We meet Pastor Wynn (Frank Brownlee as Frank Brown Lee, actor/writer stalwart of the silent Western) pompous and racist scoundrel, and his flirtatious, capricious and malicious daughter Nellie (Jewel Carmen, famous for her lead role in Daphne and the Pirate the same year). The title card tells us about her: “Expensively educated, she was profoundly ignorant in two languages, with a trained misunderstanding of music and painting”. We also meet two of her admirers, Jack Brace (George Beranger, the second Cameron son in Griffith’s The Birth of a Nation the year before) who is the express company messenger, and the crooked Sheriff Dunn (eternal villain Sam De Grasse). And, it is revealed, the wicked Sheriff Dunn was also the man who fathered Lo and deserted the Cherokee “squaw”. He will doubtless get his come-uppance in the final reel.

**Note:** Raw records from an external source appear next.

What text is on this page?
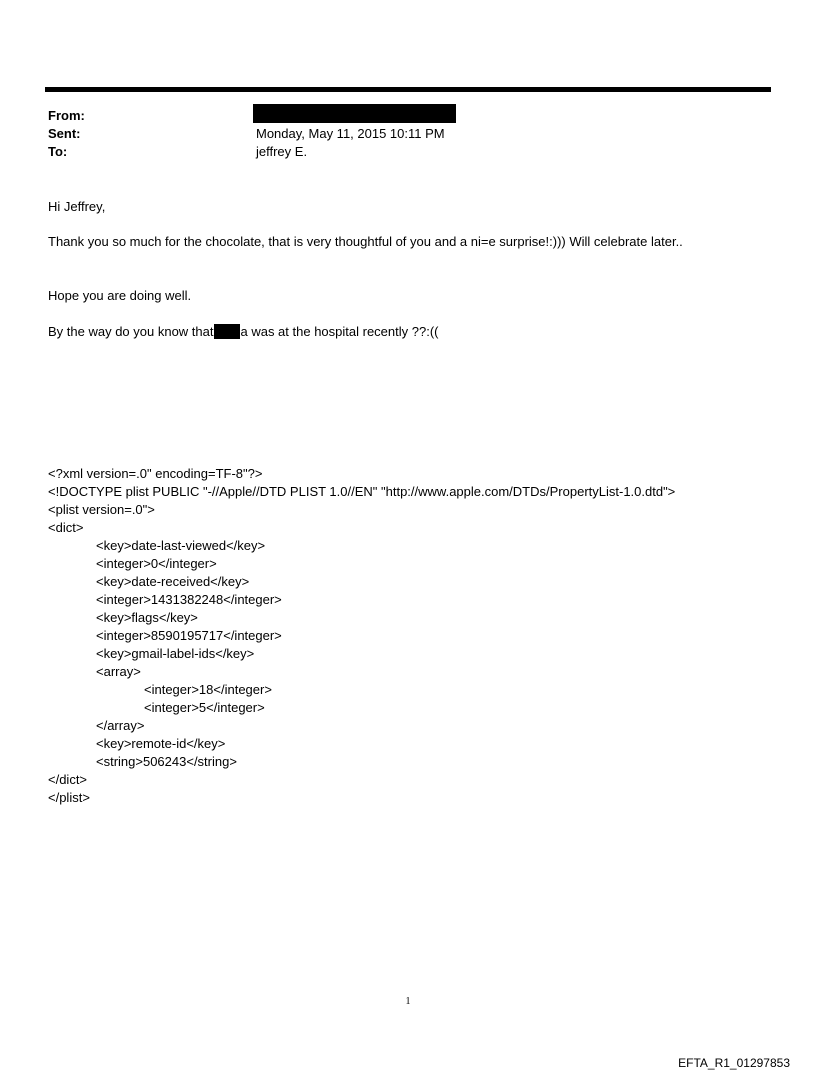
From:
Sent:	Monday, May 11, 2015 10:11 PM
To:	jeffrey E.
Hi Jeffrey,
Thank you so much for the chocolate, that is very thoughtful of you and a ni=e surprise!:))) Will celebrate later..
Hope you are doing well.
By the way do you know that a was at the hospital recently ??:((
<?xml version=.0" encoding=TF-8"?>
<!DOCTYPE plist PUBLIC "-//Apple//DTD PLIST 1.0//EN" "http://www.apple.com/DTDs/PropertyList-1.0.dtd">
<plist version=.0">
<dict>
<key>date-last-viewed</key>
<integer>0</integer>
<key>date-received</key>
<integer>1431382248</integer>
<key>flags</key>
<integer>8590195717</integer>
<key>gmail-label-ids</key>
<array>
<integer>18</integer>
<integer>5</integer>
</array>
<key>remote-id</key>
<string>506243</string>
</dict>
</plist>
1
EFTA_R1_01297853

Gentle, innocent Lo walks into the hotbed of hypocrisy and corruption and promptly falls for Nellie, the poor sap, thus poking a stick into the hornets’ nest of small-town racial discrimination, lovers’ rivalry and parental snobbery. Of course Nellie leads him on. When her pa, the pastor, warns Lo off (“In the future, try to remember that, after all, you are an Indian”) Lo is uncomprehending and sad.
Now we meet yet more key characters, Dick Curson (on cards later in the film referred to as Dick Carson), a banjo-strumming mountebank magical-elixir salesman, played by Tom Wilson, a member of the Fairbanks/Pickford stock company, and his companion, the abused Teresa (second-billed Alma Rubens, who became a big star in the 20s but tragically became addicted to heroin and went in and out of various institutions). Curson/Carson gives alcohol to some Indians and incites them to dance, and they are mocked by the white patrons of the Palka. Lo, ashamed at what is being done to his people, drives the drunken men off. Teresa recognizes purity in Lo and advises him to leave this filthy town. “Your place is out in the woods with the clean things.” Lo agrees and trudges despondently off.
Teresa, desperate at the mistreatment she receives from Curson, can take no more and stabs him. It doesn’t have the desired effect, though, because Curson declares admiringly, “That’s what I call love!” She also stabs the sheriff when he arrives to arrest her, then she flees to the woods, searching for Lo, pursued by a small posse. Lo will save her from the pursuers and give her shelter in his idyllic redwood home. Both Curson and Dunn land in the hospital.
Well, I won’t recount all the events and plot, but suffice it to say that there is much dramatic action, including a climactic forest fire (set by the drunken Indians) and you may imagine that Lo will find true love with Teresa, yet nay, for this time amor non vincit omnia, dudes.
Fairbanks does a great job
Wyatt Earp, then 68 and living in LA, is said to have been a face in the crowd in town.
Fairbanks, looking very Hawkeye-ish in buckskins and coonskin cap, is characteristically athletic. I once, in my youth, knew an old boy who had been a pal of Fairbanks in the 20s and he said that even when they were just walking along, Doug would suddenly leap up onto a tree branch or swing from a rail, just to keep in trim.
Variety said, “The story is well told in film form and the wonderful forest locations used for the picture make it seem most impressive. Mr. Fairbanks will add a number of admirers to the host who hold him as their own particular screen favorite. It is a picture well worth playing by any exhibitor.”